Many people in the self-development space like to suggest that we manifest everything that happens in our lives. There is an element of truth in that, but it’s not a locked down certainty.  All of us will occasionally be the recipient of random occurrences, both positive and negative.  When you reap the benefits of accidental largesse, celebrate it, be grateful, but stay humble.  Don’t brag about ascending Mt. Everest if you were dropped there by helicopter.  When you’re victimized by indiscriminate tragedy, endure it as stoically as you can, and find the lessons that will help you overcome future difficulties. You can wallow in victimhood or you can decide to become a victor.

Then there are the outliers, like the lady I mentioned…

These are the people who get laid off, diagnosed with a terrible medical condition, have a random meteorite land on their Toyota, and their dog dies, all in the same week.  Energy can be attracted or repelled.  The professional victim people have somehow found a way to create an energy that allows them to attract every calamity and catastrophe within a 50-mile radius of them.  And of course, they have a logical explanation why they had nothing to do with any of it, and are simply an unlucky, innocent victim.  But no one is that unlucky.  People in this category are usually subconsciously putting themselves in victim situations because there can be a lot of emotional rewards and payback for being a victim.

  • Some people need contrived drama to feel stimulated.
  • Some desperately crave attention and allow themselves to become professional victims in order to receive that attention.
  • Others are emotionally crippled, unable to accept love.  And they only thing they can accept in its place is attention, sympathy, or pity.
  • Many are infected with negative memes about money and success, so they subconsciously self-sabotage themselves trying to feel worthy.
  • Others are infected with negative memes from organized religion, to believe they are meant to suffer here, and only receive their reward in the afterlife – provided they suffer enough here.

That presents a serious challenge for the rest of us. How do we remain loving, caring, and empathetic people, but not help perpetuate the victim cycle?  The answer is loving others enough to challenge their beliefs and tell them the truth as you see it.  And that usually begins by asking them a question along the lines of…

What do you think you may be doing to create the conditions that you say you don’t want?

It’s a great inquiry because it can lead to uncovering some of those subconscious emotional rewards mentioned above.  And it actually works once every hundred times or so.  (When the person is finally so sick and tired of being a victim and is ready to break the cycle.)  The other 99 times, they’ll accuse you of being a callous, uncaring jerk who is too stupid to realize they are simply an innocent victim of circumstance.  Don’t allow them to guilt you into sharing their dysfunction by pandering to it.  It’s all part of the Kabuki Theater they have chosen for their life.  If you truly love them, tell them the truth and be willing to face the consequences.  Because they won’t ever achieve a breakthrough until someone cares enough about them to be real with them.  It may also be very helpful to recommend a mental health professional to them.

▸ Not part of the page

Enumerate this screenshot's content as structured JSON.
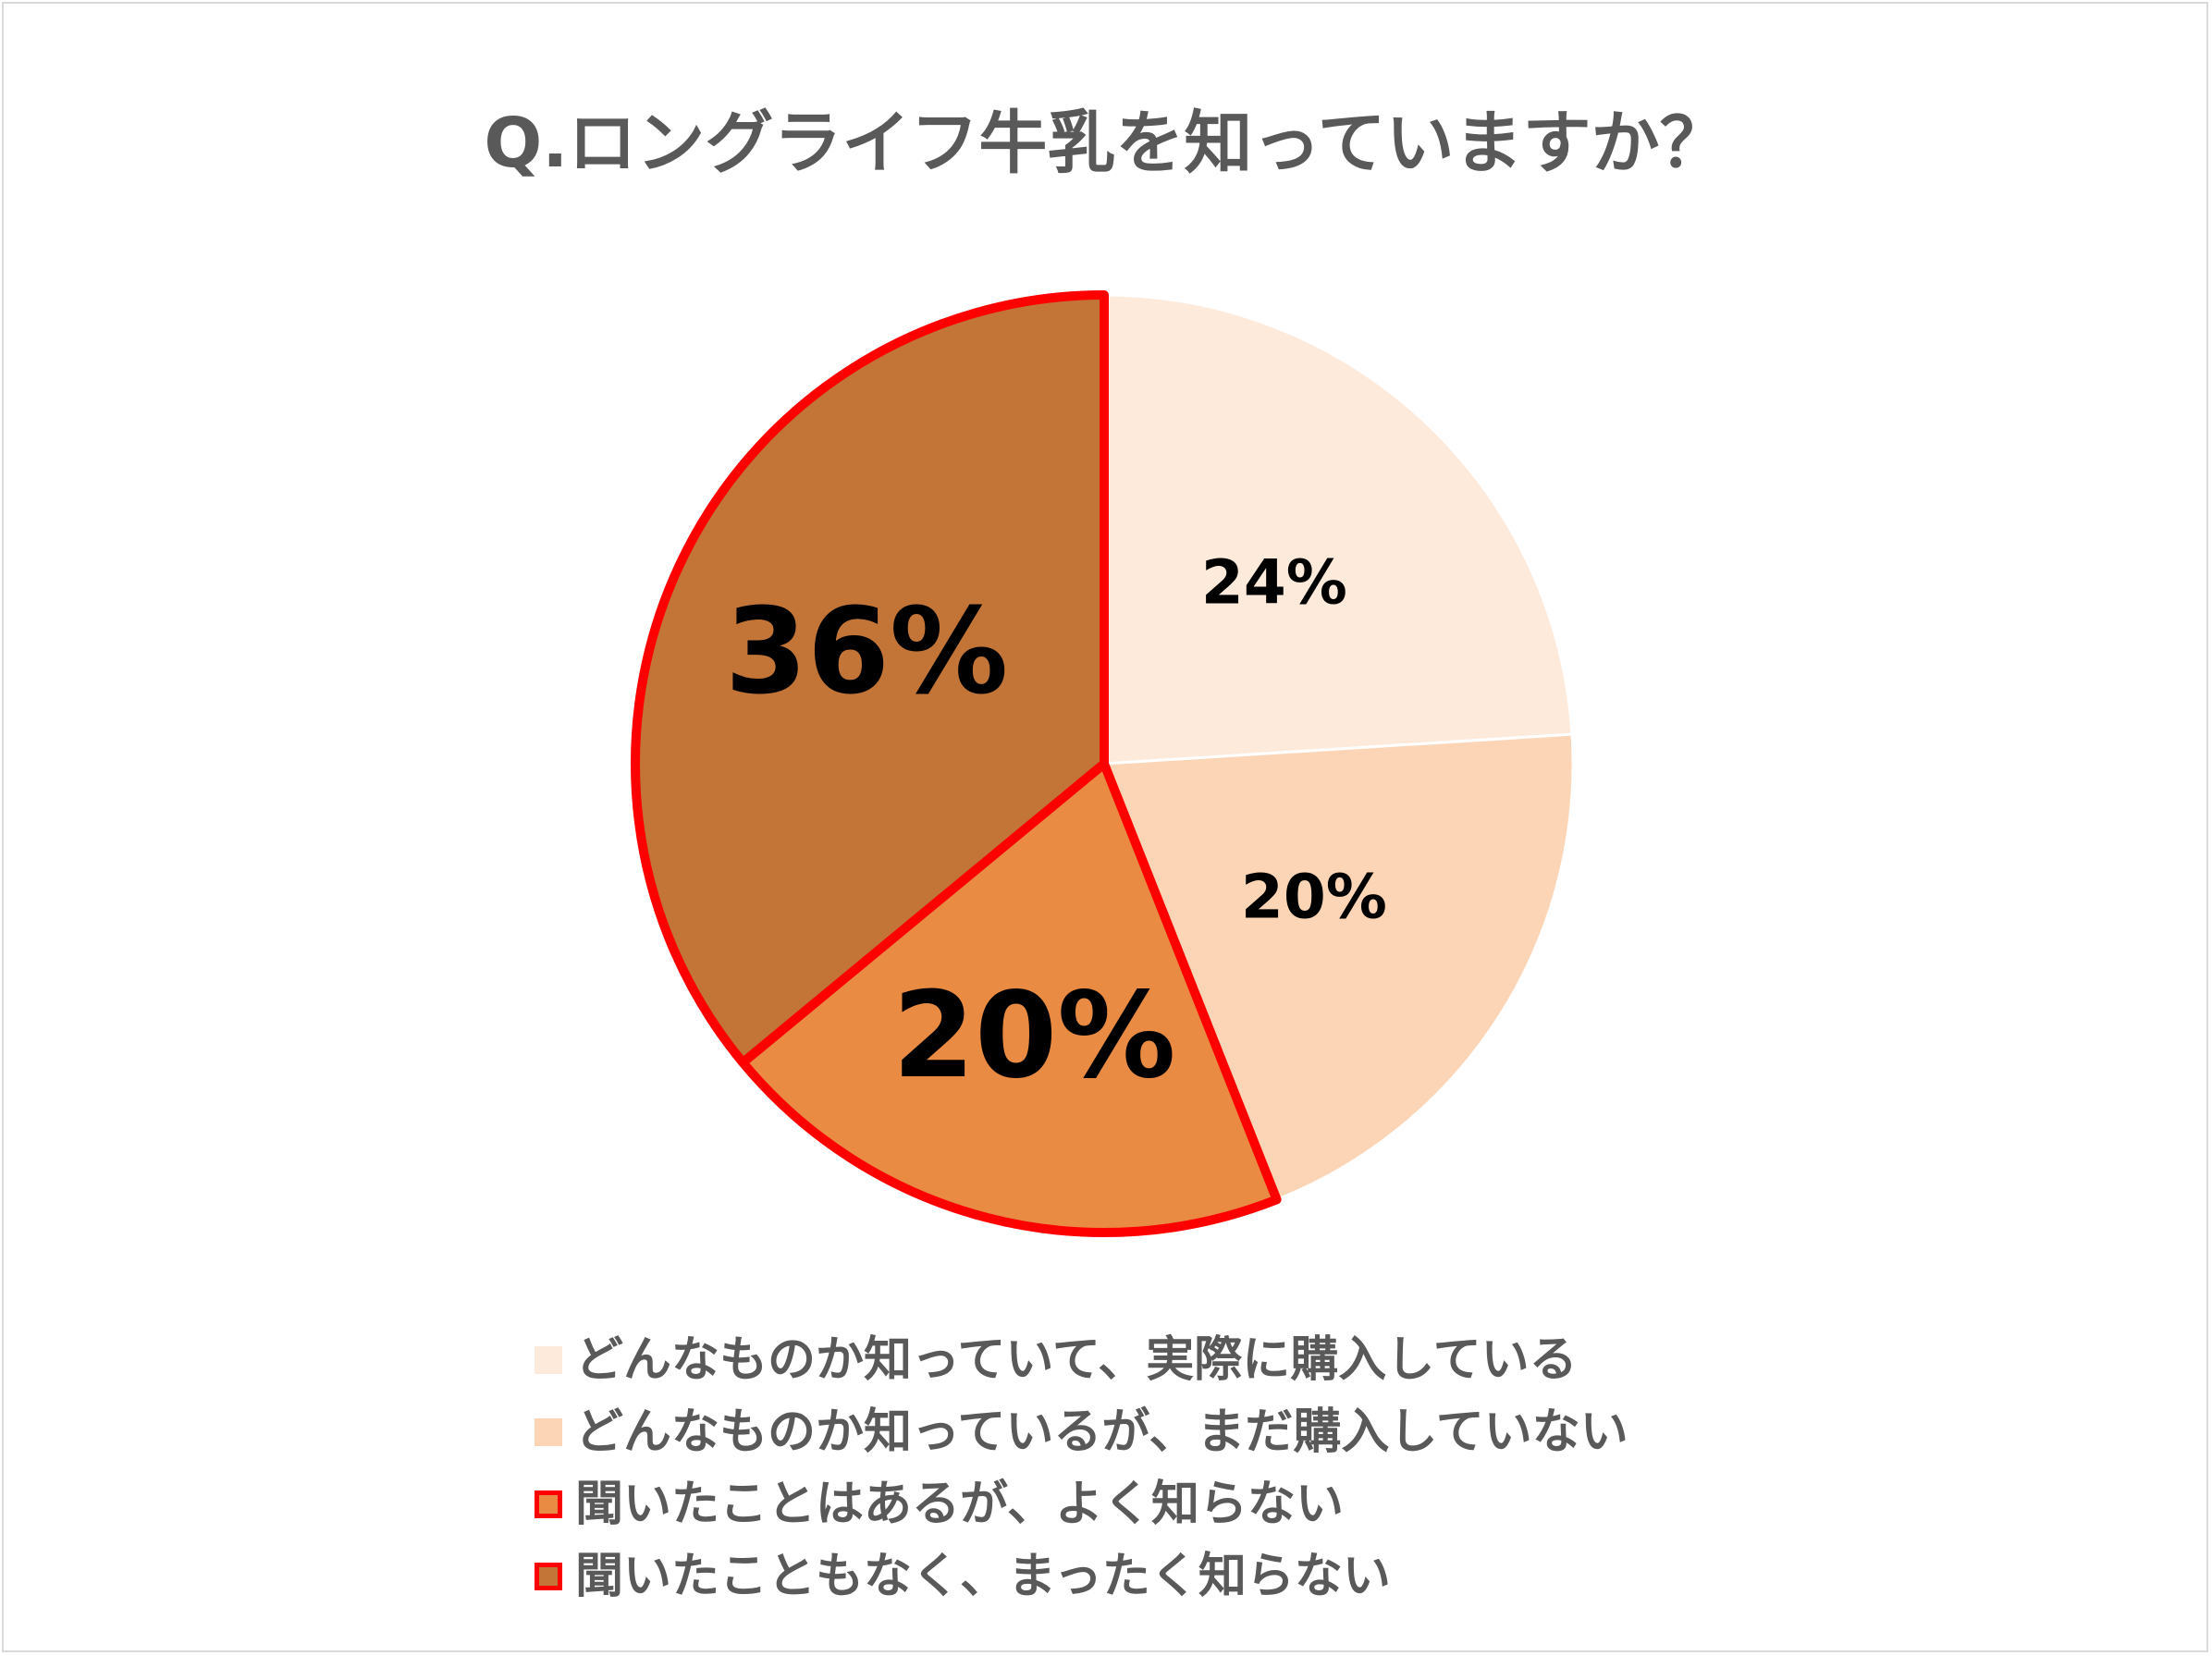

Perhaps the single most important breakthrough anyone can achieve against negative outcomes is getting out of denial and recognizing the contribution they are making to them.  Because once they become aware of self-sabotage they are inflicting on themselves, they’re dramatically less likely to fall prey again.  If you can give this gift to someone, please do.  If they’re not ready to receive the gift, step back, love them and let them grow.  (You may have to ration the time you spend with them.) And hold the vision that in the future you’ll both have another opportunity.